Southern California's Vietnamese population grew sharply in the 1990s despite ebbing immigration, drawing newcomers from elsewhere in the state and nation into a powerful cluster that now exceeds 230,000, census information released today shows.
That includes 135,548 in Orange County alone, where the Vietnamese American community surged almost 89% and won demographic bragging rights over rival centers in the San Jose area and Texas.
FOR THE RECORD
Los Angeles Times Thursday May 24, 2001 Home Edition Part A Part A Page 2 A2 Desk 2 inches; 53 words Type of Material: Correction
Vietnamese centers--A graphic accompanying a Wednesday story about the growing Vietnamese population in the United States did not include Massachusetts, Pennsylvania and Georgia among the states with the largest number of Vietnamese residents. They are respectively the fifth, seventh and eighth ranked states for greatest number of residents of Vietnamese ancestry.
The latest cache of census data gives the most nuanced picture yet of the last decade's changes in California's large, increasingly heterogenous Asian population.
Overall, the number of Asian residents rose 35.2%, to almost 3.7 million (not counting the about half a million people who identified themselves as multiracial and part Asian), but did so unevenly, both numerically and geographically.
The 2000 census reflects the continued suburban diaspora of Chinese Americans, who neared the 1-million mark in pushing past Filipinos to become the state's largest Asian group.
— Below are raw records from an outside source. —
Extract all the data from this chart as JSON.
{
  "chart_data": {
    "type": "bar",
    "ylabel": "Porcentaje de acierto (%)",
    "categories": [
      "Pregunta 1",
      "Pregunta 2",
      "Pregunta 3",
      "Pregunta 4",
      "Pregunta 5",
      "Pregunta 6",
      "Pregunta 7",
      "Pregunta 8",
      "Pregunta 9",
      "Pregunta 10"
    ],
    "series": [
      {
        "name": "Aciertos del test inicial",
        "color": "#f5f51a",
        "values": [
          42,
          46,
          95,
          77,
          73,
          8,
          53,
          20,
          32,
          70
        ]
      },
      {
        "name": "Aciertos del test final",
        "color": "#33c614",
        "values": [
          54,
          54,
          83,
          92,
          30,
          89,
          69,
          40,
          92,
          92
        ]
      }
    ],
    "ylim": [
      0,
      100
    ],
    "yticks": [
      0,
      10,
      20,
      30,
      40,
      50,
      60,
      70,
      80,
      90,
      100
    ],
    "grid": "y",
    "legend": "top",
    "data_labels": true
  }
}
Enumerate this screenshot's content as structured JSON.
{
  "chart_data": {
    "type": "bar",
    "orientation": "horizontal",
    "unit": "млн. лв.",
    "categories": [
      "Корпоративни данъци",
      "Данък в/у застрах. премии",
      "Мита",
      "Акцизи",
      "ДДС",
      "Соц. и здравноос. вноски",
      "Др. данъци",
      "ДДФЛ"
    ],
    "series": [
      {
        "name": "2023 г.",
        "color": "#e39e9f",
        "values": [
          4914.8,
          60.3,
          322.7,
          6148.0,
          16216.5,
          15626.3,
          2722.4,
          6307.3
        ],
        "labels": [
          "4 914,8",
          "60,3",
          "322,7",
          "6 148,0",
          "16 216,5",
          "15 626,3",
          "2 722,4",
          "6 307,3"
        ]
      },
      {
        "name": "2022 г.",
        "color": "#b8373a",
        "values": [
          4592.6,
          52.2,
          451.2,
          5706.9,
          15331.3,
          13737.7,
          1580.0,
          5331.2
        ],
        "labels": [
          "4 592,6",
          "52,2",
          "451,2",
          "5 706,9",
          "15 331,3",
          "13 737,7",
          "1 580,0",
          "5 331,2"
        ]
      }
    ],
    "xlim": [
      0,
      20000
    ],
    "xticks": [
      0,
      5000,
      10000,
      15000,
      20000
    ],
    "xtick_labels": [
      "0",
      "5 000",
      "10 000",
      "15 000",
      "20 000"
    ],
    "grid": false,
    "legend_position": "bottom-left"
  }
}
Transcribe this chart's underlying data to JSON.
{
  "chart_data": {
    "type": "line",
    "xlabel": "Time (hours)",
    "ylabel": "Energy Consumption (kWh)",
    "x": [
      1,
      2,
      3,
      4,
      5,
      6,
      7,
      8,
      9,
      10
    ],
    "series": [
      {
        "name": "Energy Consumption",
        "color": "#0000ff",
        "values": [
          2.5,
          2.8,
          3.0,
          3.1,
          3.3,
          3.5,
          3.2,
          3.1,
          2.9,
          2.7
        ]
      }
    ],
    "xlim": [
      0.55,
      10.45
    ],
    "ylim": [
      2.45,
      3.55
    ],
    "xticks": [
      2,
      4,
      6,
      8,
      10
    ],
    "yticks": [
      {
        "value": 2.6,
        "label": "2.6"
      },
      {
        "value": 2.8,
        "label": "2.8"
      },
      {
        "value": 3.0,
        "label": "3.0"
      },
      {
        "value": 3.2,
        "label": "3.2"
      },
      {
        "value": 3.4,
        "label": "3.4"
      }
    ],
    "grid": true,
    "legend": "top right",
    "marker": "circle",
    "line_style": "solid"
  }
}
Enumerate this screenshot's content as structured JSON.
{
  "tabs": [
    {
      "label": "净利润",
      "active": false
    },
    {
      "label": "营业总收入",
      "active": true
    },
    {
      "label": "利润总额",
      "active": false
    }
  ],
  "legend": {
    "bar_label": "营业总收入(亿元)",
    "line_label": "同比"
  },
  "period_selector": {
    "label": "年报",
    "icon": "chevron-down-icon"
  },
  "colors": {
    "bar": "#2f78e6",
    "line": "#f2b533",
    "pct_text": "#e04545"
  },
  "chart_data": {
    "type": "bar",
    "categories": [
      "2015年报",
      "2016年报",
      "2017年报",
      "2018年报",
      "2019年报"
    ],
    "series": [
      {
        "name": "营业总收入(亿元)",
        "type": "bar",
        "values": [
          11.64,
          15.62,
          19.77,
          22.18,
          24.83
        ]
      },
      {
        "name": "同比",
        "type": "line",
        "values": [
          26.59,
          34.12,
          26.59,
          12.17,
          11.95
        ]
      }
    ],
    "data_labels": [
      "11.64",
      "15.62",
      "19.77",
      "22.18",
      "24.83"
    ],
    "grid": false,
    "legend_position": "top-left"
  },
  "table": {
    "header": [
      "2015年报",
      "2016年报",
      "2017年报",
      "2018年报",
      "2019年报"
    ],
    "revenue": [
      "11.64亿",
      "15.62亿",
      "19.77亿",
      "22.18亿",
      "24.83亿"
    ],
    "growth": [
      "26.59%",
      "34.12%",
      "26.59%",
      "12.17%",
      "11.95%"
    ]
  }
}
Though the Chinese population dropped 6% in the city of Los Angeles, it grew more than 34% in the county and strongly throughout the rest of the region.
Mirroring a national trend, California's Japanese American population fell almost 8% in the 1990s, affected by intermarriage and a low birth rate. Regionally, the sharpest drop occurred in the city of Los Angeles, where the number of Japanese fell 18.5% to under 37,000.
The new economy left its stamp as well, fueling a 97% advance for Asian Indians, particularly in Northern California, where a host of highly skilled immigrants answered the technology industry's need for computer programmers and engineers.
In the quarter-century since the first Vietnam War refugees arrived at Camp Pendleton near San Diego, Southern California has been transformed from an entry port to a final stop for Vietnamese Americans.
After the tsunami of the 1980s, when the state's Vietnamese population more than quadrupled, international immigration largely dried up, shrinking in Orange County from 10,510 in 1992 to 1,017 in 1998, INS records show.
But a wave of domestic migration appears to have taken up the slack somewhat, creating what Van Tran, an attorney and Garden Grove's first Vietnamese City Council member, calls "the mecca of all things Vietnamese in the United States."
Tran regards himself as one of many "new Pilgrims" to Orange County. He settled first in Grand Rapids, Mich., then was lured westward in 1980 by beach and sun.